6. En second lieu, aux termes de l'article 21 du règlement (CE) n° 810/2009 du 13 juillet 2009 du Parlement européen et du Conseil établissant un code communautaire des visas (code des visas) : " 3. Lorsqu'ils contrôlent si le demandeur remplit les conditions d'entrée, le consulat ou les autorités centrales vérifient : () b) la justification de l'objet et des conditions du séjour envisagé fournie par le demandeur (). 7. L'examen d'une demande porte en particulier sur l'authenticité et la fiabilité des documents présentés ainsi que sur la véracité et la fiabilité des déclarations faites par le demandeur () ". Aux termes de l'article 32 du même règlement : " 1. Sans préjudice de l'article 25, paragraphe 1, le visa est refusé : () a) si le demandeur : () ii) ne fournit pas de justification quant à l'objet et aux conditions du séjour envisagé () b) s'il existe des doutes raisonnables sur l'authenticité des documents justificatifs présentés par le demandeur ou sur la véracité de leur contenu, sur la fiabilité des déclarations effectuées par le demandeur ou sur sa volonté de quitter le territoire des États membres avant l'expiration du visa demandé. 2. La décision de refus et ses motivations sont communiquées au demandeur au moyen du formulaire type figurant à l'annexe VI () ".

7. Il ressort des pièces du dossier que M. A a produit, à l'appui de sa demande de délivrance d'un visa de court séjour une attestation d'accueil, une assurance voyage couvrant la durée de son séjour et le justificatif de ses ressources.

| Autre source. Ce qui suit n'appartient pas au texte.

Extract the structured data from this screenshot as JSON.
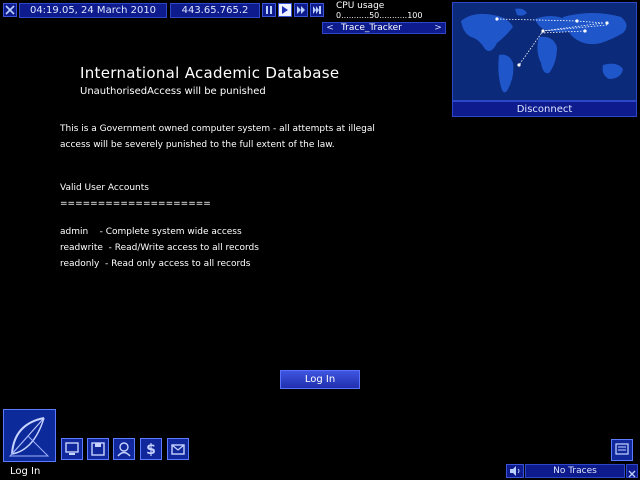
{
  "topbar": {
    "datetime": "04:19.05, 24 March 2010",
    "ip": "443.65.765.2",
    "cpu_label": "CPU usage",
    "cpu_scale": "0...........50...........100",
    "trace_label": "Trace_Tracker",
    "trace_prev": "<",
    "trace_next": ">"
  },
  "map": {
    "disconnect_label": "Disconnect"
  },
  "main": {
    "title": "International Academic Database",
    "subtitle": "UnauthorisedAccess will be punished",
    "warning": "This is a Government owned computer system - all attempts at illegal access will be severely punished to the full extent of the law.",
    "accounts_header": "Valid User Accounts",
    "separator": "====================",
    "accounts": [
      "admin    - Complete system wide access",
      "readwrite  - Read/Write access to all records",
      "readonly  - Read only access to all records"
    ],
    "login_label": "Log In"
  },
  "bottombar": {
    "status": "Log In",
    "traces": "No Traces"
  },
  "colors": {
    "panel": "#0d1b8c",
    "panel_border": "#2e46c8",
    "map_bg": "#0c2a7a",
    "button": "#2f45d0"
  }
}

Dans ces conditions, il ne ressort pas des pièces du dossier que les informations transmises à l'appui de sa demande de visa ne seraient pas fiables. Dans ces conditions, M. A est fondé à soutenir qu'en rejetant son recours pour le second motif rappelé au point 2, la commission de recours contre les décisions de refus de visa d'entrée en France a entaché sa décision d'illégalité.

8. Il résulte de tout ce qui précède que la décision attaquée doit être annulée.

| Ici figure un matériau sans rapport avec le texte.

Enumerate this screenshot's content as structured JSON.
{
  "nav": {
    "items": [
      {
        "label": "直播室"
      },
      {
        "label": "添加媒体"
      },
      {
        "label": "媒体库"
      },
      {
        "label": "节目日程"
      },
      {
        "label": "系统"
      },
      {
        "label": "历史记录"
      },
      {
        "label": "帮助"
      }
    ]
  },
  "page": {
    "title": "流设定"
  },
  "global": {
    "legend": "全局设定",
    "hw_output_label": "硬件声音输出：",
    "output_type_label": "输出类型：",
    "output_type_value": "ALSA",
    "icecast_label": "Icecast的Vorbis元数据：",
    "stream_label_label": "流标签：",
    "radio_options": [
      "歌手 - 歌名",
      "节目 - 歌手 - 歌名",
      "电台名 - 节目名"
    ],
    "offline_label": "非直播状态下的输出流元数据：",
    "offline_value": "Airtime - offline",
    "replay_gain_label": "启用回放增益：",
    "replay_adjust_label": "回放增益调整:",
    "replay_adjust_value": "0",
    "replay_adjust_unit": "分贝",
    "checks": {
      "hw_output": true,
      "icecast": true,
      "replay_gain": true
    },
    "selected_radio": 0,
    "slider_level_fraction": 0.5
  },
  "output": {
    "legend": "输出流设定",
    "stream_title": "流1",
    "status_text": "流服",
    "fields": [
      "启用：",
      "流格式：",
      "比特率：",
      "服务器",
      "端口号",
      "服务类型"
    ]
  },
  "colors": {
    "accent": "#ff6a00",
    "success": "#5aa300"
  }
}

Sur les conclusions à fin d'injonction sous astreinte :

9. Le présent jugement, eu égard au motif d'annulation retenu, implique nécessairement qu'il soit enjoint au ministre de l'intérieur et des outre-mer de faire délivrer à M. A le visa de court séjour demandé, sans qu'il soit besoin d'assortir cette injonction d'une astreinte.

Sur les frais d'instance :

10. M. C A a obtenu le bénéfice de l'aide juridictionnelle partielle. Ainsi, son avocate peut se prévaloir des dispositions de l'article 37 de la loi du 10 juillet 1991. Il y a lieu, dans les circonstances de l'espèce, de mettre à la charge de l'État la somme de 1 200 euros à verser à Me Paugam, sous réserve que celle-ci renonce au versement de la part contributive de l'Etat.

D E C I D E :

Article 1er : La décision implicite née le 6 février 2023 de la commission de recours contre les décisions de refus de visas d'entrée en France est annulée.

Article 2 : Il est enjoint au ministre de l'intérieur et des outre-mer de faire délivrer à M. A le visa demandé dans un délai de deux mois à compter de la notification du présent jugement.

Article 3 : L'Etat versera à Me Paugam une somme de 1 200 euros sur le fondement des dispositions combinées de l'article 37 de la loi du 10 juillet 1991 et de l'article L. 761-1 du code de justice administrative, sous réserve que cette dernière renonce au versement de la part contributive de l'Etat.

Article 4 : Le surplus des conclusions de la requête est rejeté.

Article 5 : Le présent jugement sera notifié à M. C A, à Mme D B épouse A, au ministre de l'intérieur et des outre-mer et à Maître Paugam.

Délibéré après l'audience du 23 janvier 2024, à laquelle siégeaient :

M. Besse, président,

Mme Roncière, première conseillère,

Mme Dubus, première conseillère.

Rendu public par mise à disposition au greffe le 13 février 2024.

La rapporteure,

P. DUBUS

Le président,

P. BESSE

La greffière,

S. BRIAND

La République mande et ordonne au ministre de l'intérieur et des outre-mer en ce qui le concerne ou à tous huissiers de justice à ce requis en ce qui concerne les voies de droit commun contre les parties privées, de pourvoir à l'exécution de la présente décision.